*This is a follow-up article to Silence of the Saints
There are those who will run into a burning building to save anyone trapped inside and those who jump out of their car on the side of the highway to help victims of a car accident. Our world is also sprinkled with people who will hand out food to those without a meal and hold a door open for a mama with a baby clutched tightly. Where ever you land in this mix of helpfulness most hold this in common; at some point, the majority of humanity will step forward and help those who need it in some capacity.
If you see a child being bullied how will you respond? Are you willing to step between the child and the bully, possibly being wounded in the process? You have a choice to step out of the silence and into the situation to help the child or you can sit quietly and pretend to ignore it. What about if it is a woman being assaulted in a park, will you step in to help or keep walking?
Some of you might be thinking that stepping in is all or nothing like going into a burning building. It’s not. The help you can give someone in a harmful situation is vast. It may be as small as calling the police or as big as jumping into a raging river to rescue someone from drowning. The point is, we need to not be silent bystanders.
Complacency often coincides with moral decisions of right and wrong, which in turn can result in disobedience. We see this in multiple places throughout scripture and I believe I can confidently say that each one of us struggles with complacency.
Jonah didn’t care for the instructions God gave him and in his disobedience, he was also complacent. Jonah was found soundly sleeping below the deck of the ship he was on during a major storm instead of helping with all that was happening on the deck. God didn’t ignore Jonah’s sins and he had to walk through the consequences of his choices.

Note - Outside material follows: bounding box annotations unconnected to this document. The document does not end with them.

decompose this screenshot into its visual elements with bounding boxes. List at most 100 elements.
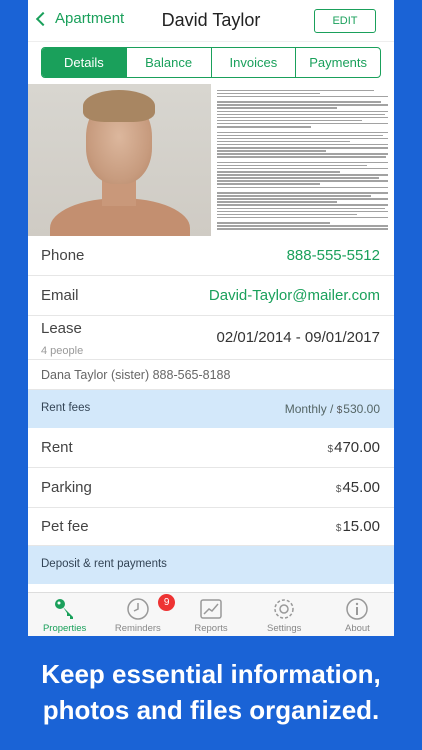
doc-text-line xyxy=(217,174,388,176)
doc-text-line xyxy=(217,143,388,146)
info-icon xyxy=(346,598,369,620)
doc-text-line xyxy=(217,216,388,219)
doc-text-line xyxy=(217,107,337,109)
tab-details[interactable]: Details xyxy=(42,48,127,77)
rent-total-currency: $ xyxy=(336,405,343,416)
fee-value: 470.00 xyxy=(334,439,380,456)
tabbar-label: Settings xyxy=(267,623,302,634)
doc-text-line xyxy=(217,134,383,137)
lease-row[interactable]: Lease 4 people 02/01/2014 - 09/01/2017 xyxy=(28,316,394,360)
rent-total: Monthly / $530.00 xyxy=(285,402,380,416)
doc-text-line xyxy=(217,164,368,167)
fee-value: 15.00 xyxy=(342,518,380,535)
doc-text-line xyxy=(217,228,388,230)
contact-row[interactable]: Dana Taylor (sister) 888-565-8188 xyxy=(28,360,394,390)
doc-text-line xyxy=(217,204,388,206)
tab-payments[interactable]: Payments xyxy=(296,48,380,77)
nav-bar: Apartment David Taylor EDIT xyxy=(28,0,394,42)
app-screen: Apartment David Taylor EDIT Details Bala… xyxy=(28,0,394,636)
clock-icon xyxy=(127,598,149,620)
email-label: Email xyxy=(41,287,79,304)
photo-hair xyxy=(83,90,155,122)
email-value[interactable]: David-Taylor@mailer.com xyxy=(209,287,380,304)
doc-text-line xyxy=(217,153,388,155)
doc-text-line xyxy=(217,198,388,200)
doc-text-line xyxy=(217,116,388,119)
phone-row[interactable]: Phone 888-555-5512 xyxy=(28,236,394,276)
marketing-caption: Keep essential information, photos and f… xyxy=(0,656,422,728)
doc-text-line xyxy=(217,110,388,113)
doc-text-line xyxy=(217,150,327,152)
doc-text-line xyxy=(217,95,388,98)
doc-text-line xyxy=(217,207,385,209)
phone-value[interactable]: 888-555-5512 xyxy=(287,247,380,264)
doc-text-line xyxy=(217,161,388,164)
tabbar-label: Reports xyxy=(194,623,228,634)
fee-currency: $ xyxy=(335,484,342,495)
doc-text-line xyxy=(217,186,388,189)
email-row[interactable]: Email David-Taylor@mailer.com xyxy=(28,276,394,316)
tabbar-label: Reminders xyxy=(114,623,161,634)
reminders-badge: 9 xyxy=(158,594,176,611)
fee-amount: $470.00 xyxy=(328,439,380,456)
edit-button[interactable]: EDIT xyxy=(314,9,376,33)
fee-label: Rent xyxy=(41,439,73,456)
doc-text-line xyxy=(217,113,385,116)
fee-row-rent[interactable]: Rent $470.00 xyxy=(28,428,394,468)
doc-text-line xyxy=(217,122,388,125)
fee-amount: $15.00 xyxy=(336,518,380,535)
doc-text-line xyxy=(217,104,388,106)
doc-text-line xyxy=(217,137,388,140)
rent-total-amount: 530.00 xyxy=(343,402,380,416)
tenant-photo[interactable] xyxy=(28,84,211,236)
doc-text-line xyxy=(217,156,387,158)
fee-row-parking[interactable]: Parking $45.00 xyxy=(28,468,394,508)
doc-text-line xyxy=(217,183,320,185)
doc-text-line xyxy=(217,210,388,213)
doc-text-line xyxy=(217,213,358,216)
doc-text-line xyxy=(217,225,388,227)
fee-label: Pet fee xyxy=(41,518,89,535)
tabbar-settings[interactable]: Settings xyxy=(248,593,321,636)
tab-balance[interactable]: Balance xyxy=(127,48,212,77)
caption-line-2: photos and files organized. xyxy=(42,695,380,725)
rent-fees-section: Rent fees Monthly / $530.00 xyxy=(28,390,394,428)
rent-fees-label: Rent fees xyxy=(41,402,91,414)
rent-period: Monthly / xyxy=(284,402,337,416)
tab-invoices[interactable]: Invoices xyxy=(212,48,297,77)
lease-occupants: 4 people xyxy=(41,345,84,357)
deposit-label: Deposit & rent payments xyxy=(41,558,167,570)
doc-text-line xyxy=(217,167,388,170)
fee-label: Parking xyxy=(41,479,92,496)
doc-text-line xyxy=(217,89,375,92)
fee-amount: $45.00 xyxy=(336,479,380,496)
tabbar-about[interactable]: About xyxy=(321,593,394,636)
doc-text-line xyxy=(217,119,363,122)
fee-row-pet[interactable]: Pet fee $15.00 xyxy=(28,508,394,546)
doc-text-line xyxy=(217,201,337,203)
doc-text-line xyxy=(217,177,380,179)
caption-line-1: Keep essential information, xyxy=(41,659,381,689)
fee-currency: $ xyxy=(327,444,334,455)
deposit-section: Deposit & rent payments xyxy=(28,546,394,584)
doc-text-line xyxy=(217,131,388,134)
tabbar-properties[interactable]: Properties xyxy=(28,593,101,636)
lease-document-thumbnail[interactable] xyxy=(211,84,394,236)
doc-text-line xyxy=(217,171,341,173)
tab-bar: Properties 9 Reminders Reports Settings xyxy=(28,592,394,636)
lease-label: Lease xyxy=(41,320,82,337)
tabbar-reports[interactable]: Reports xyxy=(174,593,247,636)
media-strip xyxy=(28,84,394,236)
doc-text-line xyxy=(217,195,371,197)
tabbar-label: About xyxy=(345,623,370,634)
doc-text-line xyxy=(217,147,388,149)
tabbar-label: Properties xyxy=(42,623,87,634)
chart-icon xyxy=(200,599,222,619)
doc-text-line xyxy=(217,92,320,95)
doc-text-line xyxy=(217,126,312,128)
tabbar-reminders[interactable]: 9 Reminders xyxy=(101,593,176,636)
fee-currency: $ xyxy=(335,523,342,534)
doc-text-line xyxy=(217,180,388,182)
doc-text-line xyxy=(217,192,388,194)
lease-dates: 02/01/2014 - 09/01/2017 xyxy=(216,329,380,346)
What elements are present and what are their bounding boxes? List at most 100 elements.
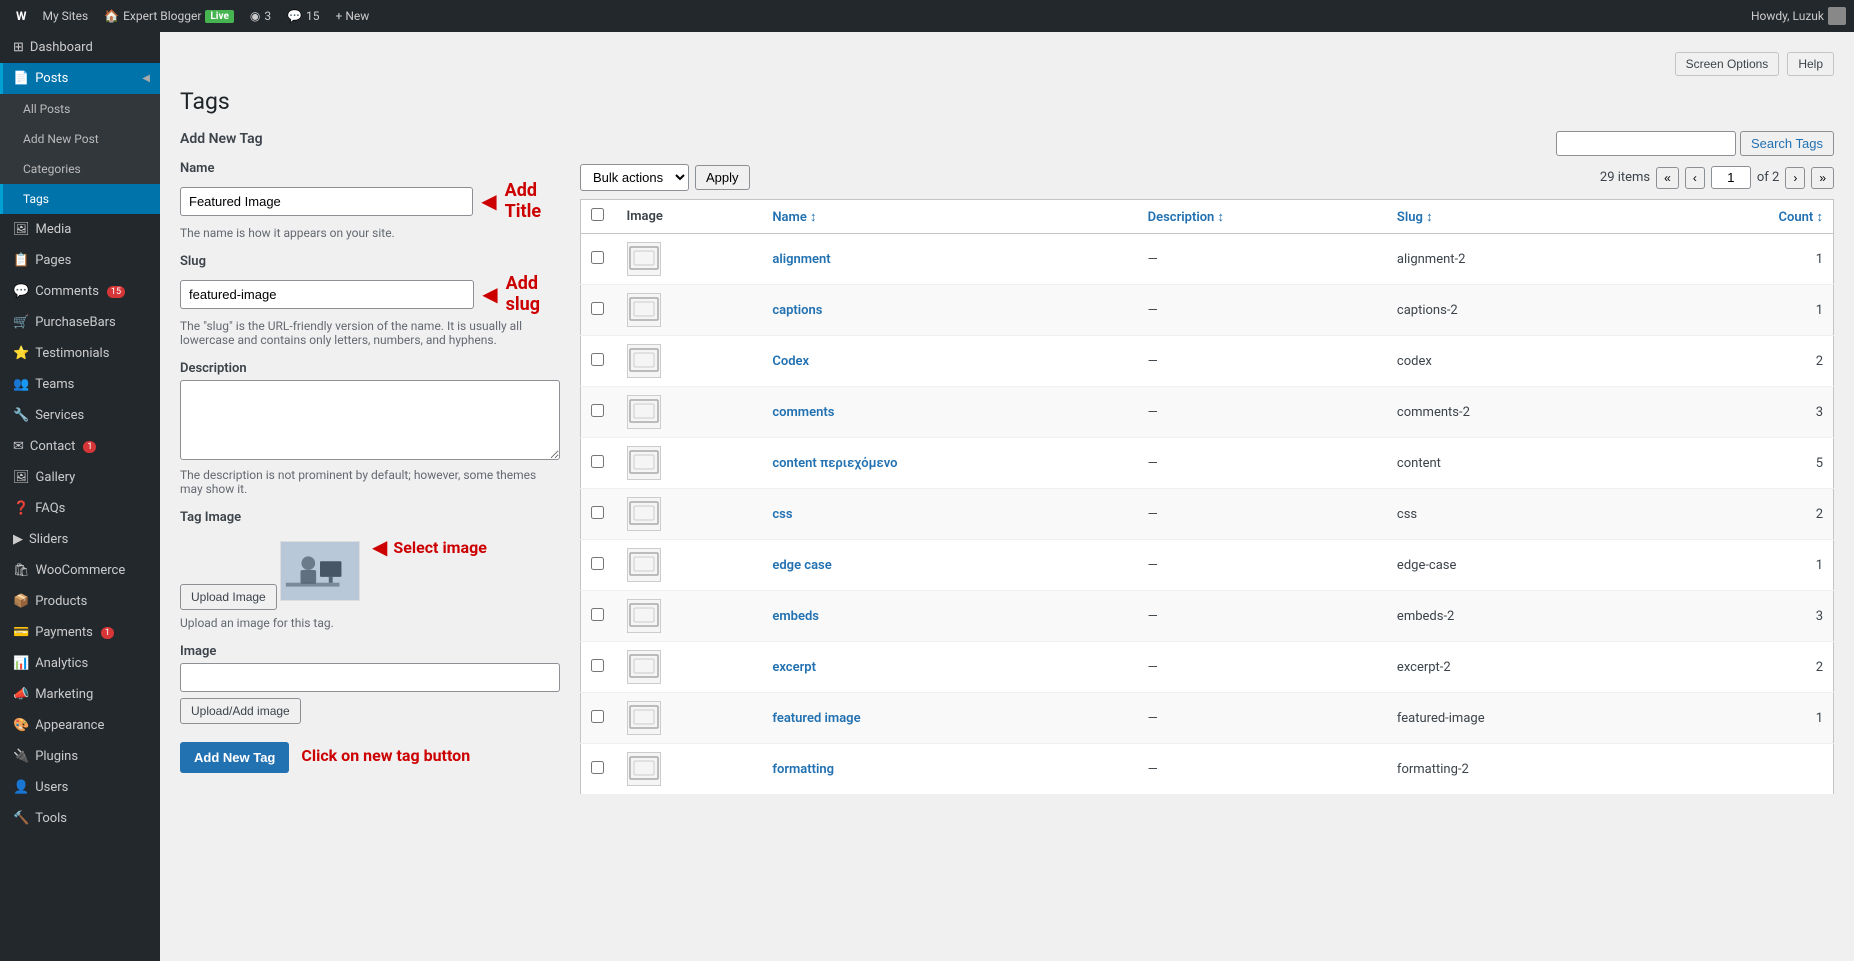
sidebar-item-analytics[interactable]: 📊 Analytics — [0, 648, 160, 679]
sidebar-item-marketing[interactable]: 📣 Marketing — [0, 679, 160, 710]
tag-name[interactable]: comments — [772, 405, 834, 420]
sidebar-item-users[interactable]: 👤 Users — [0, 772, 160, 803]
first-page-button[interactable]: « — [1656, 167, 1679, 189]
search-tags-input[interactable] — [1556, 131, 1736, 156]
row-checkbox[interactable] — [591, 455, 604, 468]
row-checkbox[interactable] — [591, 404, 604, 417]
revisions-count[interactable]: ◉ 3 — [242, 0, 279, 32]
slug-input[interactable] — [180, 280, 474, 309]
howdy-text: Howdy, Luzuk — [1751, 9, 1824, 23]
prev-page-button[interactable]: ‹ — [1685, 167, 1705, 189]
posts-icon: 📄 — [13, 71, 29, 86]
sidebar-item-tools[interactable]: 🔨 Tools — [0, 803, 160, 834]
row-checkbox[interactable] — [591, 608, 604, 621]
avatar — [1828, 7, 1846, 25]
row-checkbox[interactable] — [591, 251, 604, 264]
search-tags-button[interactable]: Search Tags — [1740, 131, 1834, 156]
comments-count[interactable]: 💬 15 — [279, 0, 327, 32]
tag-count — [1665, 744, 1833, 795]
sidebar-item-pages[interactable]: 📋 Pages — [0, 245, 160, 276]
sidebar-item-testimonials[interactable]: ⭐ Testimonials — [0, 338, 160, 369]
name-input[interactable] — [180, 187, 473, 216]
row-checkbox[interactable] — [591, 302, 604, 315]
sidebar-item-purchasebars[interactable]: 🛒 PurchaseBars — [0, 307, 160, 338]
tag-name[interactable]: alignment — [772, 252, 830, 267]
sidebar-item-dashboard[interactable]: ⊞ Dashboard — [0, 32, 160, 63]
description-textarea[interactable] — [180, 380, 560, 460]
row-checkbox[interactable] — [591, 353, 604, 366]
sidebar-item-sliders[interactable]: ▶ Sliders — [0, 524, 160, 555]
tag-description: — — [1138, 489, 1387, 540]
screen-options-button[interactable]: Screen Options — [1675, 52, 1780, 76]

Another example is with David. Interestingly enough we see David give the illustration of both movement and complacency. In 1 Samuel we see David take unlikely action against Goliath and strike him down with a simple stone prevailing against the giant in the name of the Lord. Then in 2 Samuel we see another side of David; he chooses to stay behind from the battle that all of the kings would attend and winds up getting himself into a mess of trouble all in the name of self-gain.
I think in some aspect, we can all identify with Jonah and David. We all face moments of either moving forward or ignoring the conviction placed on our hearts. Complacency can be the easy way out, but it is the most detrimental. We are drawn to complacency because let’s face it, it’s easier to ignore an issue than it is to engage. There isn’t anything immediately on the line for us personally if we sit in silence. We often only choose to move when the missile is pointed directly at us or the bomb has already struck our personal bubble.
Complacency has many faces, but it only serves one god, the god of self-gain.
When we are complacent with knowing God we then become complacent in living out the indicatives and imperatives given to us in Scripture. This then results in us becoming a silent bystander when we should be engaging in the battle in some regard. As Christ-followers when we witness an injustice, whether within our family, the four walls of our church, the church body as a whole, or in the world, we need to prayerfully consider how we are to step outside of the silence and engage. God calls us to action, not silence.
Questions for Consideration:
- Where is God calling you to move into action?
- Where are you being complacent in your own life?
- Where are you being complacent in the lives of others?
- Pray for those on your heart.
- Bring your concerns to the necessary people.
- If someone has been hurt and you don’t feel led to speak up for them, let them know that you are aware of the injustice and standing with them.